The art and craft of pysanky

Posts tagged “community

Rancho Cordova iFest 2013

Saturday, May 18, 2013 5-9 PM

Rancho Cordova iFest 2013

iFest Flyer 2013

This fifth annual international festival celebrates music, food, art, dance and more from many lands.  Come visit me at  my table to see examples of pysanky and how they are made.Applying wax

Village Green Park

3141 Bridgeway

Rancho Cordova, CA 95670


My 15 Minutes of Fame

I got a package in the mail this week.  I knew it was on its way but had nearly forgotten, so seeing it in the postal box and tearing it open brought a Christmas morning thrill.  At last, the promised September 2012 issue from the Egg Artistry Guild of Australia.  And on page 19 I found an article with  my name and some photos of my eggs.  I’m practically famous!

In case you’re wondering, here’s the path that led to this article.  At the egg retreat in July I took a class on etching emu eggs and posted a photo of the finished egg to my pysanky chat group.  The editor of the Australian Guild saw it, contacted the owner of Pysanky USA, the online store that sponsored the retreat, who called me to ask permission to pass on my information.  A flurry of emails back and forth and voila, people in Australia are now reading my one page feature.  Small world, huh?


My People

Pysanky artists seem to be few and far between here on the West Coast.  This art originated in the Eastern European area of Ukraine, Poland, Russia, Lithuania etc. and immigrants brought it to this country.  Like my dad’s family, most of them settled on the East Coast or across Canada and not so many came to central California where I live now.  As a result it is rare for me to meet others who share my love for creating this type of egg art.

Thankfully the internet has put other artists within my reach.  Just over a year ago I joined an online pysanky chat group and began learning new techniques and tips from our discussions.  I thought I knew a lot about creating these eggs already, but found a whole new world of fun to explore.  These new-found friends willingly shared knowledge and sparked a renewed excitement in me and my work.

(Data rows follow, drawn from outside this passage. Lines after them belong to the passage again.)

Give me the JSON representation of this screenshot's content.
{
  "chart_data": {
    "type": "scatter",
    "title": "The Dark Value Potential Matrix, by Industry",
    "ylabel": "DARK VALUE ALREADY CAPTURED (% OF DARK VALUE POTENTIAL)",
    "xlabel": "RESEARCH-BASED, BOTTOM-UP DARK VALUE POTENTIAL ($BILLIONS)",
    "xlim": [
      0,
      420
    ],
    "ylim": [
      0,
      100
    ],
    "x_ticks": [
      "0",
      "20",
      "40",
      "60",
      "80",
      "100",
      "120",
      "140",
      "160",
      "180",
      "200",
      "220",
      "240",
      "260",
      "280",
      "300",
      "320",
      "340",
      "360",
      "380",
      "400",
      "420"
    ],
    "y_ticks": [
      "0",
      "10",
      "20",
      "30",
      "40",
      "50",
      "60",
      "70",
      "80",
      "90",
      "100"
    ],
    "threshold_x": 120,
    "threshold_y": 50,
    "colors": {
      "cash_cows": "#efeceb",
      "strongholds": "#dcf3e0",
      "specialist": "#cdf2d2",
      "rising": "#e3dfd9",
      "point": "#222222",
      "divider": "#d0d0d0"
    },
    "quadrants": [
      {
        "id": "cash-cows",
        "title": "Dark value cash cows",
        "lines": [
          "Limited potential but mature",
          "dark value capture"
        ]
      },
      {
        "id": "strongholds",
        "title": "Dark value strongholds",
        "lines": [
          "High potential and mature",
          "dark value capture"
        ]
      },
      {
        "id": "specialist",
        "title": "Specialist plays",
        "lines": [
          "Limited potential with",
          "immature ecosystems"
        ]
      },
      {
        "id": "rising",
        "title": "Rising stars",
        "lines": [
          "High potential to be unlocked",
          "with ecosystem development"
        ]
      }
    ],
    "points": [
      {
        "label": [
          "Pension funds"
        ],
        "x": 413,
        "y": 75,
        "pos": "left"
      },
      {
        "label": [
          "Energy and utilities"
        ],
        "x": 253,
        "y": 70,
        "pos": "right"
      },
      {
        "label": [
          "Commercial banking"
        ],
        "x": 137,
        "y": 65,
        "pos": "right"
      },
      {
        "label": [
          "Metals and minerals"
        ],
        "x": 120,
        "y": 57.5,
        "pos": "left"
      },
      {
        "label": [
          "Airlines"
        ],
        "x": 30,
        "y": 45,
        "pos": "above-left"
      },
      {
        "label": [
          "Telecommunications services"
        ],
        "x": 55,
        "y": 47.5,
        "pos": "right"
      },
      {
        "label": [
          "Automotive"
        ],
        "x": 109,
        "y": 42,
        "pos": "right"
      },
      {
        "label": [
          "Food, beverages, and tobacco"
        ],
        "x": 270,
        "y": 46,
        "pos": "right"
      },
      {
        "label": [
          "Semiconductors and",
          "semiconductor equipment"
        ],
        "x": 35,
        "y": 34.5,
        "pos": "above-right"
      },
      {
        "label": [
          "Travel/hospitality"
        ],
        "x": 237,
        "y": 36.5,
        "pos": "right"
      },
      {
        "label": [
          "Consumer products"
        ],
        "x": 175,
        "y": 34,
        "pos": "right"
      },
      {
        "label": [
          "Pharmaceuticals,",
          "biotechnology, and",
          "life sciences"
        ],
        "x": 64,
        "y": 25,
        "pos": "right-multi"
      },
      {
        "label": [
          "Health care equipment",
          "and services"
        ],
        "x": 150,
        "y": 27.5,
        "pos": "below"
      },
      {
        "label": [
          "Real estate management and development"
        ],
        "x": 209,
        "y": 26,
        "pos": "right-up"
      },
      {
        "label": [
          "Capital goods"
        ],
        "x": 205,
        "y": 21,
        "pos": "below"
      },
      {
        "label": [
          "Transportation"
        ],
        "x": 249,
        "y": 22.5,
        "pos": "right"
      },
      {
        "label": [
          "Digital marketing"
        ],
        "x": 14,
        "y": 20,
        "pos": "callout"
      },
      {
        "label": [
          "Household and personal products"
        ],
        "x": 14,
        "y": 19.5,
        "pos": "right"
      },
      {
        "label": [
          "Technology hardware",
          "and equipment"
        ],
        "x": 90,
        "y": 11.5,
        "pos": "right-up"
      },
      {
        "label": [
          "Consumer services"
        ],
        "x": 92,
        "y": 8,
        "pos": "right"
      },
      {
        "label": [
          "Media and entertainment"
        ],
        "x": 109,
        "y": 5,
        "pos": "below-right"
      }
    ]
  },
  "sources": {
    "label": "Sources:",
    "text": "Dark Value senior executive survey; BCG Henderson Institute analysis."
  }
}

A couple of weeks ago I had the amazing opportunity to meet some of these people face to face at a pysanky retreat.  Forty of us spent time hanging out together at a beautiful retreat center in Dalton, Pennsylvania.  I walked into that place never having met anyone but immediately I felt like I was among “my people.”  The names I knew became faces as we all spoke the same language and got excited about the same things.  Together we took classes, admired each others’ work, freely shared ideas, and continued our own projects.

 

 

 In short, I lived and breathed pysanky.

I think I just got a taste of heaven.


Intersections 2012

I believe God built into each of us a desire for community, both with Him and with our fellow travelers on this earth.  As an artist, I find that rubbing elbows with other artists inspires my in my art and in my spiritual walk in a way nothing else does.  And I don’t get to experience that very often.  That’s why I so look forward to the annual conference on faith and art called Intersections, held at Oak Hills Church in Folsom, California.

This conference covers a broad range of the arts, from drama, to dance, to music, to film, to visual, technical, and even the culinary arts.  Throughout the day we were encouraged to use the supplies on our tables to paint a small section of plastic that we could stick to a window in the back of the auditorium.  As the day progressed, so did our group “stained glass window.”

The visual artists were easy to spot.  They dove right into the paints and started producing multiple pieces right away.  I found watching the non-visual artists even more interesting.  In some I saw the initial reluctance give way to experimentation and finally a joy at simply playing with paint.

Even more fun, was watching people add their painted pieces to the growing design on the window.  Intricate designs and plain colored pieces randomly combined to create beauty where before there was nothing but empty space.

Great speakers, God-breathed conversations, and thought-provoking words filled our time together.  The icing on the cake for me came as we wrapped up at the end of the day.  With the light from outside shining in, our group “stained glass window” became a physical representation of community to me.  And I needed that.  I really needed that.  In fact, we all do.


The Artist in Community

Truth be told, I love stealing away to my workspace alone, leaving the rest of the world behind as I immerse myself in the work and play of wax and dyes and eggs.  There is something healing and soul restoring about the quiet, repetitive actions these eggs require.  I can’t seem to get enough time alone like this so when I do, I enjoy it thoroughly.

Interacting with other artists is just as valuable to my soul, yet I don’t make nearly enough time for it in my life.  Why is it so hard for me?  I understand the value of community, I enjoy learning about the art and soul journeys of others, and I get inspired when I hear other artists speak with passion about their art.

I realize I love my comfortable “alone” zone so to push against these introverted leanings, I meet monthly with other artists.  In the Sacramento area, the Covenant Artists meet on the third Thursday of each month and artists of all media and skill levels are welcome.  This group exists to share, discover, and learn about ourselves, our art and our God.

If you would like to stretch your artistic side, I highly recommend connecting with other artists.  Isn’t it time for you to step out of your comfort zone too?